Видя, что Конон Иванович опять нахмурился, Янкелевич стал придумывать, что еще сказать бы подходящее. Он вспомнил, что утром, проходя площадью, видел совсем готовый, наскоро сколоченный из досок с натянутой уж парусиной вместо крыши цирк и что цирк завтра открывается.
— Хорошо все-таки жить на свете! — воскликнул Янкелевич.
Конон Иванович, как укушенный, глянул на него.
— Что это вы запрыгали, Янкелевич?
— Вот цирк теперь приехал. Вы будете, конечно, на открытии, Конон Иванович?
— И без того много клоунов вокруг себя вижу, — отрезал Конон Иванович.

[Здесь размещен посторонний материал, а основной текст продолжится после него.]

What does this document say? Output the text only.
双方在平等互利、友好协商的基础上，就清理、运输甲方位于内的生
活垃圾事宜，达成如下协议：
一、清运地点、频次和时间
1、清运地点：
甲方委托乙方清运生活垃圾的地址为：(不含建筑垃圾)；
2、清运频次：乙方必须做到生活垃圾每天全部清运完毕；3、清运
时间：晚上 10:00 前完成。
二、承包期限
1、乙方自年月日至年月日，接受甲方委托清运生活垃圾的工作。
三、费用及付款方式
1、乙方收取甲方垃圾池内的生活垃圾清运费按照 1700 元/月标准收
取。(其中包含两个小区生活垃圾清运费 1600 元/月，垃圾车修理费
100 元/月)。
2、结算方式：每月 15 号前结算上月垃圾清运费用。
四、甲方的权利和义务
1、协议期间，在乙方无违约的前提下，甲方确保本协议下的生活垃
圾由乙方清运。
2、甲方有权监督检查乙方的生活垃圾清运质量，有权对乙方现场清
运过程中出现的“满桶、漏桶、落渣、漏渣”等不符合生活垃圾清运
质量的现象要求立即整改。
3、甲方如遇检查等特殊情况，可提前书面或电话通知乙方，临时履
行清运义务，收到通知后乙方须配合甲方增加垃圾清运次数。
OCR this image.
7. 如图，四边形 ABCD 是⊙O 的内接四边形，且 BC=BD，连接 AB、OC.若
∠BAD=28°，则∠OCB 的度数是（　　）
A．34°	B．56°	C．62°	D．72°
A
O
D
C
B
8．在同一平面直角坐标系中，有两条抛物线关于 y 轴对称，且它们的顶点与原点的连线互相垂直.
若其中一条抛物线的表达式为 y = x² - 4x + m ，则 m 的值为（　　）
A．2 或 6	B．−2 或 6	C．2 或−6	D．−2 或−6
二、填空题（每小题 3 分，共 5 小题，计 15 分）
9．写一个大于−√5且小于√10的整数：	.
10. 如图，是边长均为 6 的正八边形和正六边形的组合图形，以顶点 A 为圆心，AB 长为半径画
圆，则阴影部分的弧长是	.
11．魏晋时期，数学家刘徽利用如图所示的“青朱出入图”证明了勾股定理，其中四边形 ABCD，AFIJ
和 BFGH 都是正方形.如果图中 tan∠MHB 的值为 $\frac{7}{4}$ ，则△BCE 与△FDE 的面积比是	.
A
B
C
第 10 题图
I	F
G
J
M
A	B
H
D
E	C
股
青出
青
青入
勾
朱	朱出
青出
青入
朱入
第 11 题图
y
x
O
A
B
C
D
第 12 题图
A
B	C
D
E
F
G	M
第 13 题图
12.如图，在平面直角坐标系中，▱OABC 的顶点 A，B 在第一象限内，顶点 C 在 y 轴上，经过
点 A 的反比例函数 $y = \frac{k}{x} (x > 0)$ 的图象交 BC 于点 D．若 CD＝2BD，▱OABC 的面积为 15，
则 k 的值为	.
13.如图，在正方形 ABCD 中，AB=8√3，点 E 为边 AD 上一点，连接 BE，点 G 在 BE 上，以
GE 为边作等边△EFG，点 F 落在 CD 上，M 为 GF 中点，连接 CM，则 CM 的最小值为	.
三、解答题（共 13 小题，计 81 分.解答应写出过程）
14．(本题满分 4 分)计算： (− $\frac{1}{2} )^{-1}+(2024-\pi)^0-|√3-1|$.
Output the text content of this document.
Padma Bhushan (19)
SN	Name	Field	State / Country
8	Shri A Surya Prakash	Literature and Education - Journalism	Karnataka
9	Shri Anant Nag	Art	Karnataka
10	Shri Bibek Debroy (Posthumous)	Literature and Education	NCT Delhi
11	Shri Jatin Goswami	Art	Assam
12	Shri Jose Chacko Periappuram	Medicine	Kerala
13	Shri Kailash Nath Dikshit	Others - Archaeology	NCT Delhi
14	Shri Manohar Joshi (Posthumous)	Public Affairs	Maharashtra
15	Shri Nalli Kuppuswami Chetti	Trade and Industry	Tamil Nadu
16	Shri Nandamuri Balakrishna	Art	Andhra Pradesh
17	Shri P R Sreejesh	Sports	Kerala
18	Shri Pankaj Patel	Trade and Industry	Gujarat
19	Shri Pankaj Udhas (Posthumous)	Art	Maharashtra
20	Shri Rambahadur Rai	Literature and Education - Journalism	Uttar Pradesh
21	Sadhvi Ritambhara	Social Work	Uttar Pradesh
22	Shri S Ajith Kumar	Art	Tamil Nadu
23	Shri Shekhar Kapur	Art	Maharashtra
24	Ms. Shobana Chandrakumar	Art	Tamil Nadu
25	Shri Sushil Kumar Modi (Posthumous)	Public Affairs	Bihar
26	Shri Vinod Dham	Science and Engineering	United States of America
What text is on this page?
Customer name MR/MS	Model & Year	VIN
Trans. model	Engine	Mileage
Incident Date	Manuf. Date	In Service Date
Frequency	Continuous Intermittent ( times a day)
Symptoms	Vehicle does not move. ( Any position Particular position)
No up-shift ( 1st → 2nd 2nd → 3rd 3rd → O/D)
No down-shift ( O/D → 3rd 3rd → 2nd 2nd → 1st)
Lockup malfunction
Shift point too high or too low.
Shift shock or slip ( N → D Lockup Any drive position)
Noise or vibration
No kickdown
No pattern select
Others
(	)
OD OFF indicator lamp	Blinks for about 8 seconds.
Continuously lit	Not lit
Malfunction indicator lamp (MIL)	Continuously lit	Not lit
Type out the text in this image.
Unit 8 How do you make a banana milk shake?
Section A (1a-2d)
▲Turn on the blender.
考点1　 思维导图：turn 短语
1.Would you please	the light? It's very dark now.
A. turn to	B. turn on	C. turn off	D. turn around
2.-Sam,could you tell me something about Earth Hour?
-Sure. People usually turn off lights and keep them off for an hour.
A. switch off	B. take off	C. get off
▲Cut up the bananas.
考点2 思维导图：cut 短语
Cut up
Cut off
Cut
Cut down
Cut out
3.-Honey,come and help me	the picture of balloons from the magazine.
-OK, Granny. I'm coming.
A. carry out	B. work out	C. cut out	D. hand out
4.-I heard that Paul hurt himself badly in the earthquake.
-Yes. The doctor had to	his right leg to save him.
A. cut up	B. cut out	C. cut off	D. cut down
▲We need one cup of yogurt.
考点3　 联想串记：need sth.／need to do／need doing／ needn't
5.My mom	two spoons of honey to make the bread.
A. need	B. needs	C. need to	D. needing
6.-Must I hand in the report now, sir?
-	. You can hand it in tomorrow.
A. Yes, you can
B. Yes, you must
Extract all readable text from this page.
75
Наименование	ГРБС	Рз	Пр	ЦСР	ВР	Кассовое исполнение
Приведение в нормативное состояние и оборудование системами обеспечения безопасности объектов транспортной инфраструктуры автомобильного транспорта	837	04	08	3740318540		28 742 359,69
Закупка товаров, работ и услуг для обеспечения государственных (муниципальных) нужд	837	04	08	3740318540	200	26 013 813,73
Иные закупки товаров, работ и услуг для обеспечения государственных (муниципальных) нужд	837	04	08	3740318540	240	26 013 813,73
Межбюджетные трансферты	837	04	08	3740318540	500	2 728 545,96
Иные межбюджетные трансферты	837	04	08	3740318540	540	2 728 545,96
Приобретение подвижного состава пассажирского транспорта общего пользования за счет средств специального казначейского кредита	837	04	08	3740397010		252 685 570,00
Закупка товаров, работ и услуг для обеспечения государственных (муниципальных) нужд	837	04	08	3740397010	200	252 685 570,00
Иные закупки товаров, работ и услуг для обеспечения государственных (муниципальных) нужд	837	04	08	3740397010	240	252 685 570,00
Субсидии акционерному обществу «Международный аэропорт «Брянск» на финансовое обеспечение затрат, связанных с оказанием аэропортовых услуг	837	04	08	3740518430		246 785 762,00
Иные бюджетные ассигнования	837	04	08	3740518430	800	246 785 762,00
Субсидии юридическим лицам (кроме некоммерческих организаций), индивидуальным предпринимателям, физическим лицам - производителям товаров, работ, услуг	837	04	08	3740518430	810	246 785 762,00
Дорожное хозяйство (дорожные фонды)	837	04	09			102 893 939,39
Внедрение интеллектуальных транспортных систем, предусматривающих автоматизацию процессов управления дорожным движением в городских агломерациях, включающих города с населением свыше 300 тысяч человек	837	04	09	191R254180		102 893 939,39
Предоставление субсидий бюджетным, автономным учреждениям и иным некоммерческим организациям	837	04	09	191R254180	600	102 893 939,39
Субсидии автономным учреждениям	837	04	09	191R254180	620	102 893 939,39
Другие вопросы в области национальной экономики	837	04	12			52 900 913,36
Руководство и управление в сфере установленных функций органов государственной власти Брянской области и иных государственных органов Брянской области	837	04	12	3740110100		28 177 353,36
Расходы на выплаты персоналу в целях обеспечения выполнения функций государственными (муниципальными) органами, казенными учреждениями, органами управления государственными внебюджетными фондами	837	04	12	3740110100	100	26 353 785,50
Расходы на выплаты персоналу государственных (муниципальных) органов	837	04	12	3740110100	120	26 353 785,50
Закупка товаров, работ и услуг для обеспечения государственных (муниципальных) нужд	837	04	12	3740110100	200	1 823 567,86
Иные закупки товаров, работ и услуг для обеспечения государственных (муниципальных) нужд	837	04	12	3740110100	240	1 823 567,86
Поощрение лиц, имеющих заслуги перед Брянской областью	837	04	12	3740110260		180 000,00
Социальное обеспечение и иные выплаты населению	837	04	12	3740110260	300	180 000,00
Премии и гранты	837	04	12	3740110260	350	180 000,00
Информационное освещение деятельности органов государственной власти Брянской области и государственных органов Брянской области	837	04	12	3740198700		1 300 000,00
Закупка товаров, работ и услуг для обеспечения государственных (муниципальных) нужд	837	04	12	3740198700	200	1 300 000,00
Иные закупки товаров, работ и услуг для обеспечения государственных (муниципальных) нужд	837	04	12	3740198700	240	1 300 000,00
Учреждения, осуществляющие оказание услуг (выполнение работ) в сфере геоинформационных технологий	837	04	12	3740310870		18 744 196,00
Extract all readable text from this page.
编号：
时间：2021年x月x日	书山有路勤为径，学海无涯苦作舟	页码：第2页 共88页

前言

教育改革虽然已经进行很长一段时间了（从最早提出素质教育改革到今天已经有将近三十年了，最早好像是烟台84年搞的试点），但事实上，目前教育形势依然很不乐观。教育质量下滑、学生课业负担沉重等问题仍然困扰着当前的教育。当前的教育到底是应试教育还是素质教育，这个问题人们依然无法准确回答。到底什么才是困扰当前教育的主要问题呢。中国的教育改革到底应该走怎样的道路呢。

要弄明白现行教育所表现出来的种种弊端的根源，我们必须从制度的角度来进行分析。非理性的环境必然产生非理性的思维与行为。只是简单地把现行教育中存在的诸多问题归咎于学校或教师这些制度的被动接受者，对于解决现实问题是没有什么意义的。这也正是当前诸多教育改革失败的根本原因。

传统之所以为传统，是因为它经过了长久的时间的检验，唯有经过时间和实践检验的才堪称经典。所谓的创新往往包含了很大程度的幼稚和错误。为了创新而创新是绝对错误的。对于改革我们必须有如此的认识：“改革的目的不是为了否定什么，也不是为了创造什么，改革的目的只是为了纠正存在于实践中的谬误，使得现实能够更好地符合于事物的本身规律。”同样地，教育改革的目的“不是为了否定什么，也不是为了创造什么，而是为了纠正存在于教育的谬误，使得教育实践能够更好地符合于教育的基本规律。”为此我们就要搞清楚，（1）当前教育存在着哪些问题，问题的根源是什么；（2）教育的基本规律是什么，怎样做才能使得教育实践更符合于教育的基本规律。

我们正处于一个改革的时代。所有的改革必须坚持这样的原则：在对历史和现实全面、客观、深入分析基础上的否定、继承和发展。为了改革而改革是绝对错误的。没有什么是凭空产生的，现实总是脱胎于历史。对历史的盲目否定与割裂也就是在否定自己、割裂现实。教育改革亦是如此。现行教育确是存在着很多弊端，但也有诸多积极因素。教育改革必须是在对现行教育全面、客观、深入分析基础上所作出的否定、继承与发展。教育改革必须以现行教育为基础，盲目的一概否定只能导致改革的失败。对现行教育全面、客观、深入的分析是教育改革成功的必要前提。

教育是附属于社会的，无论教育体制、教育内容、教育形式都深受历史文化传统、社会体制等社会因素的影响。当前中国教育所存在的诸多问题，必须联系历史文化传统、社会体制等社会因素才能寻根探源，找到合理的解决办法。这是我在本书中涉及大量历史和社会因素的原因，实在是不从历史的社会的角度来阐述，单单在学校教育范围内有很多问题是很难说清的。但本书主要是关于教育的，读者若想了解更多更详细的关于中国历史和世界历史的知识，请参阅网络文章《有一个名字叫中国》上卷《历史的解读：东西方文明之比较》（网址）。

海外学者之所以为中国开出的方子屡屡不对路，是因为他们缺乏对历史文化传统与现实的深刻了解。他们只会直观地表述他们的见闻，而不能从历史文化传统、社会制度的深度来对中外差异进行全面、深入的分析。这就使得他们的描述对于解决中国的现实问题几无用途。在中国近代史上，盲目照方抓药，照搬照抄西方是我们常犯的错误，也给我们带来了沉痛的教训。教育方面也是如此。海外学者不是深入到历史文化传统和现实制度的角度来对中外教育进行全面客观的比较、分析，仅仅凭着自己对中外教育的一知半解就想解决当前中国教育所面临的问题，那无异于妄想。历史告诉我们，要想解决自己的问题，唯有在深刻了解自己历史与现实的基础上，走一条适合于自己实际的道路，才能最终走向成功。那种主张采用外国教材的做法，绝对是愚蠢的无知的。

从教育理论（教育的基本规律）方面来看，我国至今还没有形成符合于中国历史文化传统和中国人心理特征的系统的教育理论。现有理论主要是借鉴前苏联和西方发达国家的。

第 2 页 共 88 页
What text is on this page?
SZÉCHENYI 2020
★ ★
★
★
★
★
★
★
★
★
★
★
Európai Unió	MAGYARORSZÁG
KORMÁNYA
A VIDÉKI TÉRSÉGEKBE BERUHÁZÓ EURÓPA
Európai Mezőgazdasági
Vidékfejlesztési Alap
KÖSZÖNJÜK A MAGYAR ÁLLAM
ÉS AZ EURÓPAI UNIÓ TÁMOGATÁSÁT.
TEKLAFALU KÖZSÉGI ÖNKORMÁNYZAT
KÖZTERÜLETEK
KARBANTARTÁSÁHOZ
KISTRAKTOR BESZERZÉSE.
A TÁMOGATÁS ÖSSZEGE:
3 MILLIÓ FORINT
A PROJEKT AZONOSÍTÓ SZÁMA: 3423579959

Янкелевич обиделся. Кстати, ему скоро надо было поворачивать в свой переулок. Уже явственно светало. Месяц провалился куда-то.
Проводив гостей, Яков Федорович Стубе закрыл рояль, погасил лампу и все свечи, кроме одной, снял свой праздничный костюм и надел халат и колпак. Подошел к двери и под длинным рядом черточек, обозначавших прожитые только в этом доме года, поставил еще одну. Со свечой в руках заглянул в зеркало.
— Фу-ты, ну-ты, Herr Стубе, хоть в гвардию, хоть куда! — сказал он, охорашиваясь.
Желтое, одутловатое, с синеватыми уже тенями в провалинах и морщинах, сонное, но довольное, но тщательно бреемое и моемое лицо вытягивалось из зеркала. В глазах бегал слабенький, старческий блеск возбуждения.
— Hoch, Herr Стубе, hoch! — закричал он сам себе, одной рукой снимая колпак, а другой высоко поднимая свечу. И повернувшись по-военному, засвистал жидковатый марш какой-то времен покорения Франции.
Матильда Петровна сидела перед зеркалом в спальне. Скинув платье с высоких плеч, она вынимала шпильки из взбитых волос, вглядываясь в свое лицо, такое молодое еще недавно, такое еще теперь быстроглазое, но уж оплетаемое тонкой паутиной первых морщин. Теплая, сытая жизнь старила мягко, незаметно…
— Мотьхен! — сказал Яков Федорович. — Смотри, какой я молодец. Да?..
— Да! — ответила Мотьхен, вздохнув.
— Не вздыхай, Мотьхен! Сегодня торжественный день.
Он грузно сел в кресло, раскуривая трубку. Память его лениво ползала, по-червячьи, где-то в пустоте прошлого.
— Да, если бы я не родился в этот день, что было бы с тобой, Мотьхен, а?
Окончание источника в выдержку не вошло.